By the time the issue was finally resolved in 2013, via intervention from the EU, North Kosovo had secured for its people yet greater autonomy over its public services; perfect for those Serbs who have never felt truly part of an independent Kosovo, but a further wedge driven between two communities which will likely never put the past properly behind them.
That the Trepca squad is made up almost exclusively of Kosovar Albanians has limited the unifying affect of their title victory in the Mitrovica administrative district. This is still the place where diplomatic tensions endemic to Kosovo’s relationship with Serbia are most starkly exhibited on the ground. At least for now people are talking about what is good in Mitrovica, however briefly.
That first Champions League assignment in June should provide short thrift for Trepca. Their challengers will be drawn from the minnow leagues, likely the champions of either Gibraltar, Andorra, San Marino or the Faroe Islands, but there is much work to be done before teams from the Super League can expect to be challenging opponents from the next tier of countries in UEFA’s coefficient table.

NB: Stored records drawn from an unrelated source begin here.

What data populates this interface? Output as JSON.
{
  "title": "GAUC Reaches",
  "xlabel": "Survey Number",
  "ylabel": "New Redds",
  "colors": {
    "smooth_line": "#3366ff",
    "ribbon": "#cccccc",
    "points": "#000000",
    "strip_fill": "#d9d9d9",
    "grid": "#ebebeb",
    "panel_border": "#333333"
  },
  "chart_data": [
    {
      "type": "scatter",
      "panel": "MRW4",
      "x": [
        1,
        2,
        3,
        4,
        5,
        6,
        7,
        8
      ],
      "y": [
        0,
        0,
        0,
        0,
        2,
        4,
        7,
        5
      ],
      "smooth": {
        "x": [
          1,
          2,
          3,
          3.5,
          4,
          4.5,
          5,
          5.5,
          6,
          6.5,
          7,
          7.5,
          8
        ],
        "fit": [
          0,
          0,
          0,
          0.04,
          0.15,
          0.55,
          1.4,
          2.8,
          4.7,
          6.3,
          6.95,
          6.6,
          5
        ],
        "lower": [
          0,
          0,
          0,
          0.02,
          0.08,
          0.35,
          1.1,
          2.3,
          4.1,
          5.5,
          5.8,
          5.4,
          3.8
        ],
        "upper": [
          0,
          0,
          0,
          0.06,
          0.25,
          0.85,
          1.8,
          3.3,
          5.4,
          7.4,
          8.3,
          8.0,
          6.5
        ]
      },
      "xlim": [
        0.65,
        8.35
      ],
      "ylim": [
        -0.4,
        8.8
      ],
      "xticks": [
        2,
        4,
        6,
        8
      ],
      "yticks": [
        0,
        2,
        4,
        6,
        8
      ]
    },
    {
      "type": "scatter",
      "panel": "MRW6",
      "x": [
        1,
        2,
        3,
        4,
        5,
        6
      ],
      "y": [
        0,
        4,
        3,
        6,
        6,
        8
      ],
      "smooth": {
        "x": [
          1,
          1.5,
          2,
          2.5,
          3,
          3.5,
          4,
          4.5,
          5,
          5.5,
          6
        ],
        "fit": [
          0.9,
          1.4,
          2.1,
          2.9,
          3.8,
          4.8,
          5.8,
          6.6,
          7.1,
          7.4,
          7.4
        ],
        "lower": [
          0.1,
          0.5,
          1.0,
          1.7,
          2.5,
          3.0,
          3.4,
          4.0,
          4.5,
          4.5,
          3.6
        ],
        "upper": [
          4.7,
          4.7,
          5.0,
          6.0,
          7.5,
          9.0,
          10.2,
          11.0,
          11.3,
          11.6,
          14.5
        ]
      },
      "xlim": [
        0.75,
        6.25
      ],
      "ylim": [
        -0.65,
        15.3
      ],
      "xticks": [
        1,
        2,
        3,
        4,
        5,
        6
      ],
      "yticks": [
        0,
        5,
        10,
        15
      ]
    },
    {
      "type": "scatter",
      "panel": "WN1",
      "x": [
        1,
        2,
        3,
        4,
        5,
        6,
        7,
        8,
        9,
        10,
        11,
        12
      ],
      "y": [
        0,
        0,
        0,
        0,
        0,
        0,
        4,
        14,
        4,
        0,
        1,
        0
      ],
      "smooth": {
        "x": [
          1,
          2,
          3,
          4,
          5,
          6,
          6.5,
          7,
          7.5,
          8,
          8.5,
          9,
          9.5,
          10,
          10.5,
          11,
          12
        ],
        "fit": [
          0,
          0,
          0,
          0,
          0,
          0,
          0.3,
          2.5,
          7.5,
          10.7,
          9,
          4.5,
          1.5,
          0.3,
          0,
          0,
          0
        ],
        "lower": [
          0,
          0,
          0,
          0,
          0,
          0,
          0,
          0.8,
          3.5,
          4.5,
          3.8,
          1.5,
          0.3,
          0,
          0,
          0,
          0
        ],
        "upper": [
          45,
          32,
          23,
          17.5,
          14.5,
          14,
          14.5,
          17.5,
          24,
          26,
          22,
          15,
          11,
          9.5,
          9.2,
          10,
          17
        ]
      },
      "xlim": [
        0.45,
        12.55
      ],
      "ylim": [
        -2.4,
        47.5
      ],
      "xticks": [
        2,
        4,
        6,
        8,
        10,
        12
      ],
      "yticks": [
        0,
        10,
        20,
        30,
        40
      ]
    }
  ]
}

Football in Kosovo has been run on an amateur basis for so long, lacking in all but the smallest corporate backing and devoid of professional management, that it will take time for systems to be put in place and for personnel to be made familiar with them. The state of things was borne out most visibly back in October when, with his Pristina team sitting clear at the top of the league, head coach Kushtrim Munishi walked out after a row over what he perceived to be the club’s lack of professionalism.
“I said I wanted to be put on a proper contract, or I would leave”, he told me, days after standing down from the club where he is revered as a legend. “They refused, so I left.”
Days later in Shkoder, Albania, I grabbed five minutes in the car park of the Loro Borici Stadium with Football Federation of Kosovo (FFK) general secretary Eroll Salihu after Kosovo had been thrashed 6-0 by Croatia in World Cup qualifying. I’d met Salihu back in March, the same day that Trepca had won at Gjilani on the eve of the UEFA vote, and had been charmed by his insatiable enthusiasm for what was to come. That spark had been extinguished by Shkoder.
“There are still problems, yes,” he said when I asked about Munishi’s sudden exit from Pristina. Salihu looked and sounded like a man with the world on his shoulders, soaked to the skin in the rain at the Loro Borici.
The Champions League won’t bring a quick fix. There is so much work still to be done to get Kosovo on a level footing with even its immediate neighbours in the former Yugoslavia. But it’s another point on the graph, one more watershed moment in the on-going battle for recognition in the eyes of a world that still has skeptical elements. Trepca at least have earned that.